Sample equation: $h(T,M) = (882.09523)T + (1037.27016)M -420966.9159$
- S = Size 
- T = Temperature °C
- M = Mol KCL

## Part 4. Use Cross Validation

In [23]:
# Use the cross_val_score function to repeat your experiment across many shuffles of the data
scores = cross_val_score(regTrain, X, Y, cv = 15)
print(scores)
print("\nMean of Scores: " + str(np.mean(scores)))

[0.79028083 0.86917059 0.85559836 0.85907049 0.87786968 0.86099121
 0.87124279 0.85495367 0.85432399 0.88231404 0.85851787 0.8673683
 0.74745492 0.87694851 0.88229995]

Mean of Scores: 0.8538936791610037


## Cross Validation

Cross Validation allows us to further test our prediction function. From the results above we see that using different subsets of our set of data yields different scores. Whats interesting is that they all revolve around the value 85. This gives us further assurance that we have a decent score. This also helps us understand how the prediction function will behave with new sets of data. This process gives us a small peek into how our prediciton function will do with new data.


## Part 5. Using Polynomial Regression

In [50]:
# Using the PolynomialFeatures library perform another regression on an augmented dataset of degree 2
model = Pipeline([('poly', PolynomialFeatures(degree=2)), ('linear', LinearRegression(fit_intercept=False))])
model = model.fit(X_train.values, Y_train)
model.named_steps['linear'].coef_

array([ 1.75975034e-05,  1.20000000e+01, -1.33941756e-07, -1.03437259e-11,
        2.00000000e+00,  2.85714287e-02])

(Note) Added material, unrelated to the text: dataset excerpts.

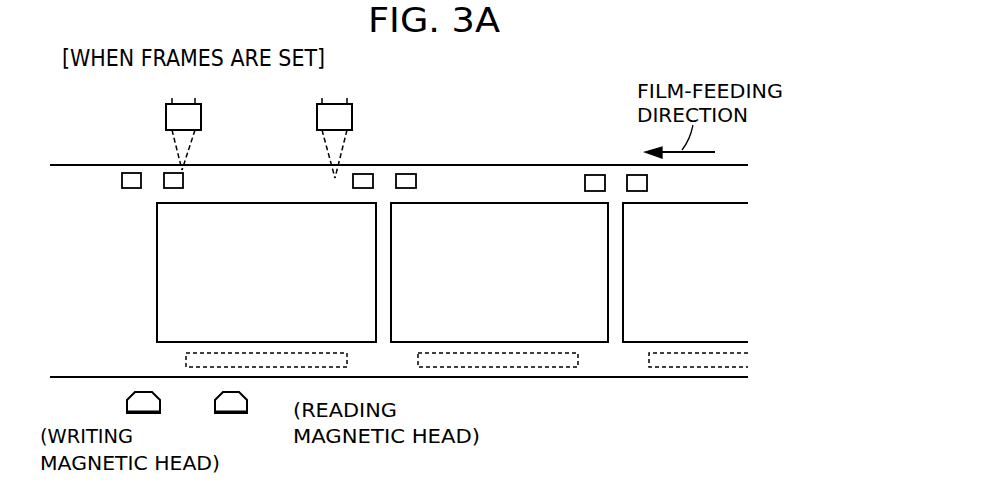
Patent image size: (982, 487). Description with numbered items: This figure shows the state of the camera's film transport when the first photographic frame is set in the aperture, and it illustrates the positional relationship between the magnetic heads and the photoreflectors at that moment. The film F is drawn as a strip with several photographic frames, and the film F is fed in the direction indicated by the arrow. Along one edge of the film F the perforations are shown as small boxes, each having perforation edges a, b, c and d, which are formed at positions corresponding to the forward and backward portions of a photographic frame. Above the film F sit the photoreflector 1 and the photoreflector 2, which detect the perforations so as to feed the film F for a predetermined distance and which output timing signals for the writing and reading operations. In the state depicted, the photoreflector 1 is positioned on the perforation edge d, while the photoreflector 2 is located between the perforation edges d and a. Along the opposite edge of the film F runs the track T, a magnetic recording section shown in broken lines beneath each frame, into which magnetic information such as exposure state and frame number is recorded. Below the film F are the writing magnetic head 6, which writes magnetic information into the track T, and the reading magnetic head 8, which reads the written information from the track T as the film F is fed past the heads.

The photoreflector 1 is at (166, 113).
The photoreflector 2 is at (353, 117).
The writing magnetic head 6 is at (127, 402).
The reading magnetic head 8 is at (247, 405).
The film F is at (500, 165).
The track T is at (550, 368).
The perforation edge a is at (122, 177).
The perforation edge b is at (148, 188).
The perforation edge c is at (162, 180).
The perforation edge d is at (183, 185).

### Report on the metrics and output the resultant equation as you did in Part 3.
The result shown above are combinations of coefficients for a polynomial that fits the given Data X_train. 
The coefficients are arranged to fit the polynomial 
- A + Bx + Cz + Dx^2 + Exz, + Fz^2 - [A,B,C,D,E,F]

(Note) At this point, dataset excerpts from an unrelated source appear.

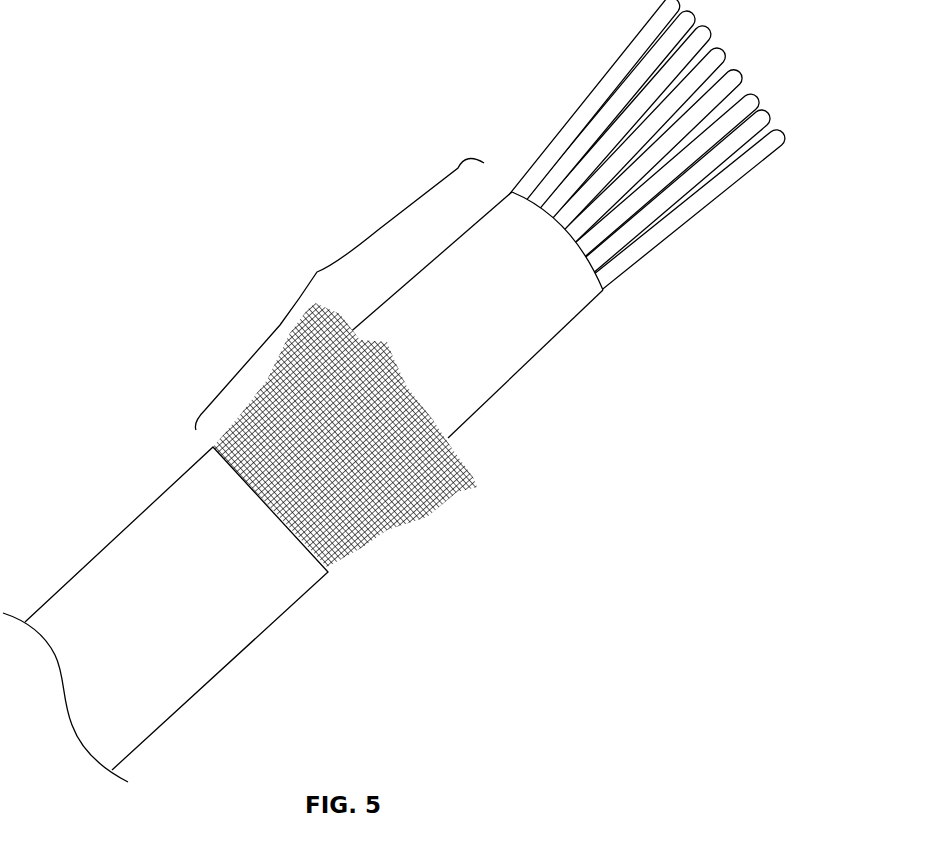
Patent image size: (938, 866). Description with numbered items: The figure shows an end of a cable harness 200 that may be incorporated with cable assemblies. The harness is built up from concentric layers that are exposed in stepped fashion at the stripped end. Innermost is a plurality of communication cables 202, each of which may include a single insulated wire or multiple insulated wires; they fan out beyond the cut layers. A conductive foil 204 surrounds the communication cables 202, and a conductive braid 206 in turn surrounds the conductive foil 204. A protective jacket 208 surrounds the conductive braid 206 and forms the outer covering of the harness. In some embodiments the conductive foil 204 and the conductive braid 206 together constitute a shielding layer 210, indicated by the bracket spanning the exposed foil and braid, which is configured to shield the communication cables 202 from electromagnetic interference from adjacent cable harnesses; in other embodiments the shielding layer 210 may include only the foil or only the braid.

The cable harness 200 is at (394, 391).
The communication cables 202 is at (717, 227).
The conductive foil 204 is at (535, 333).
The conductive braid 206 is at (398, 528).
The protective jacket 208 is at (242, 638).
The shielding layer 210 is at (317, 272).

$h(T,M) = 1.7596^-5 + (12)T - (1.3394^-7)M - (1.0344^-11)T^2 + (2)TM + (0.02857)M^2$

In [51]:
model.predict([[690.1,79]])

array([117495.31429163])

In [53]:
model.score(X_train.values,Y_train)

1.0

This method yields a more accuarte way of fitting data in our example. With ordinary linear regression we had a score of 0.86 while with this method the score is a perfect 1.